The children were my life. I taught them at home for years, all four of them. Our summers were endless, really, or seemed to be so. The other children started back to school in the middle of August, but I didn't have any notion of holding classes when the days were so hot and summer was still in full swing.
I waited and we, the children and I ignored the rest of the world. We lived our languid lives in the hammock with books, swimming at the neighbors pool, playing in the sand pile, sleeping late, baking bread and reading, reading, reading and playing without goals or objectives.
We had a couple of window units for air conditioning which I hated. I felt closed off from the world then they were roaring, spewing out welcomed frigid air. I lived for the day when I could turn them off and open the doors and windows and turn on the attic fan.
I could tolerate heat in those days. We all could.
So around the middle of August and almost always by the first of September the air conditioners went off for good and the wonderful noises and smells of late summer were ours.

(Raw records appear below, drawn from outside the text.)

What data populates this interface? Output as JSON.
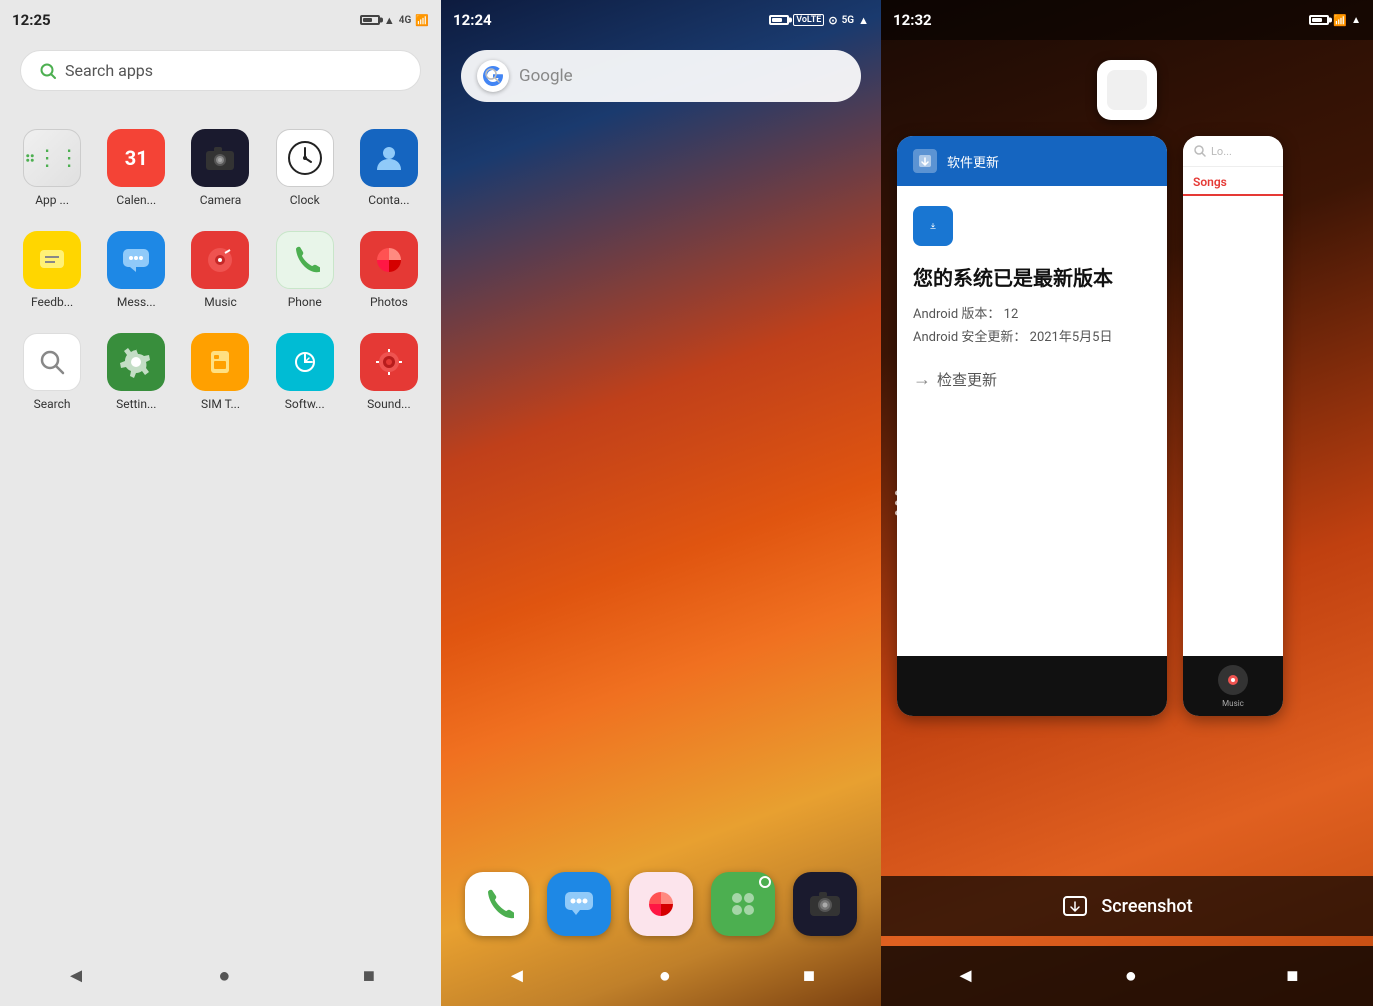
{
  "panel1": {
    "time": "12:25",
    "search_placeholder": "Search apps",
    "apps": [
      {
        "id": "appvault",
        "label": "App ...",
        "icon_class": "icon-appvault",
        "icon_char": ""
      },
      {
        "id": "calendar",
        "label": "Calen...",
        "icon_class": "icon-calendar",
        "icon_char": "31"
      },
      {
        "id": "camera",
        "label": "Camera",
        "icon_class": "icon-camera",
        "icon_char": "📷"
      },
      {
        "id": "clock",
        "label": "Clock",
        "icon_class": "icon-clock",
        "icon_char": "🕐"
      },
      {
        "id": "contacts",
        "label": "Conta...",
        "icon_class": "icon-contacts",
        "icon_char": "👤"
      },
      {
        "id": "feedback",
        "label": "Feedb...",
        "icon_class": "icon-feedback",
        "icon_char": "💬"
      },
      {
        "id": "messages",
        "label": "Mess...",
        "icon_class": "icon-messages",
        "icon_char": "💬"
      },
      {
        "id": "music",
        "label": "Music",
        "icon_class": "icon-music",
        "icon_char": "🎵"
      },
      {
        "id": "phone",
        "label": "Phone",
        "icon_class": "icon-phone",
        "icon_char": "📞"
      },
      {
        "id": "photos",
        "label": "Photos",
        "icon_class": "icon-photos",
        "icon_char": "🖼"
      },
      {
        "id": "search",
        "label": "Search",
        "icon_class": "icon-search-app",
        "icon_char": "🔍"
      },
      {
        "id": "settings",
        "label": "Settin...",
        "icon_class": "icon-settings",
        "icon_char": "⚙"
      },
      {
        "id": "simt",
        "label": "SIM T...",
        "icon_class": "icon-simt",
        "icon_char": ""
      },
      {
        "id": "software",
        "label": "Softw...",
        "icon_class": "icon-software",
        "icon_char": ""
      },
      {
        "id": "sound",
        "label": "Sound...",
        "icon_class": "icon-sound",
        "icon_char": ""
      }
    ],
    "nav": {
      "back": "◄",
      "home": "●",
      "recents": "■"
    }
  },
  "panel2": {
    "time": "12:24",
    "search_placeholder": "Google",
    "dock_apps": [
      {
        "id": "phone",
        "color": "#fff",
        "icon": "📞"
      },
      {
        "id": "messages",
        "color": "#1E88E5",
        "icon": "💬"
      },
      {
        "id": "photos",
        "color": "#e53935",
        "icon": "🖼"
      },
      {
        "id": "appvault",
        "color": "#4CAF50",
        "icon": "⋮⋮",
        "badge": true
      },
      {
        "id": "camera",
        "color": "#1a1a2e",
        "icon": "📷"
      }
    ],
    "nav": {
      "back": "◄",
      "home": "●",
      "recents": "■"
    }
  },
  "panel3": {
    "time": "12:32",
    "card1": {
      "header_color": "#1565C0",
      "title": "您的系统已是最新版本",
      "android_version_label": "Android 版本：",
      "android_version": "12",
      "security_update_label": "Android 安全更新：",
      "security_update": "2021年5月5日",
      "check_update": "检查更新"
    },
    "card2": {
      "search_placeholder": "Lo...",
      "tab_label": "Songs"
    },
    "screenshot_label": "Screenshot",
    "nav": {
      "back": "◄",
      "home": "●",
      "recents": "■"
    }
  }
}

The nights were so black out in the country, the sky was jeweled, and the relief from the heat was like being let out of joil.
On the front porch was a light. It hung down from it's fixture right in the center of the porch. It was a pretty fixture ad did the nicest thing for the light inside it. It caused the light to emanate so that you could be driving along
On a dark moonless night and there back off the road a bit if you turned your head just right you saw in the distance a beacon of warmth gracefully splintered through the beveled glass.
My exhusband farmed and was a banker for the first 12 years of our marriage. He was rarely home, so I enjoyed a great deal of independence. I missed him, I longed for a companion in my marriage, but I managed to find comfort in my home and in my children.
One night, and why I remember this night I really don’t know. My memory lies to me, my memory works in milestones. It is the only way I can make sense of my past is to lay out the steps or the stones I hopped to over the years.
One night in September, late, late summer, I’d put the children to bed, or sent them to their rooms to read and play quietly before going to sleep. I was alone downstairs. The house was open, that is, the doors and windows were open and the attic fan was on, drawing in warm evening air.
I walked through the front room of the house, stepping lightly on the cool hardwood floor, past the tall weary windows that stretched from floor to ceiling. There were dim lamps on in the house and the front porch light was gleaming.
I often sat alone of the steps of my front porch where I counted my lush pots of geraniums as among my closest friends. I groomed them at night, gently snapping off yellowed leaves and spent blossoms. They awaited my coming.
If I ever saw God face to face it was on these nights. I sat, staring at the stars and the black sky and told God I was lonely.
“Belong,” a voice replied.
“To what?” I asked.
“Belong.”
I was beginning to understand what September meant. September means that children grow up, go to school, live their lives. The smell of number 2 pencils and rubber erasers brought on a melancholy that no geranium could speak to. The September I loved because the September I dreaded as the children grew.
That night after I’d heard all I cared to hear from talking stars and demanding flowers, I stood and placed my fingers into the handle on the white warn wooden screen door then stopped. Silenced.
A walking stick.
It behaved much like the mantis I saw last week. It was unafraid. Not just unafraid. It was bold, showing off, proud; as if he knew he was stunning, rare and beautiful; as if he’d been sent there as a harbinger, announcing the truth about September and children leaving and lonliness.
That’s all. That’s all I remember about that night. It’s not much in the telling, but then, in the light, surrounded by darkness and the noises of late summer, it was a milestone, a step, a memory of something I don’t fully understand.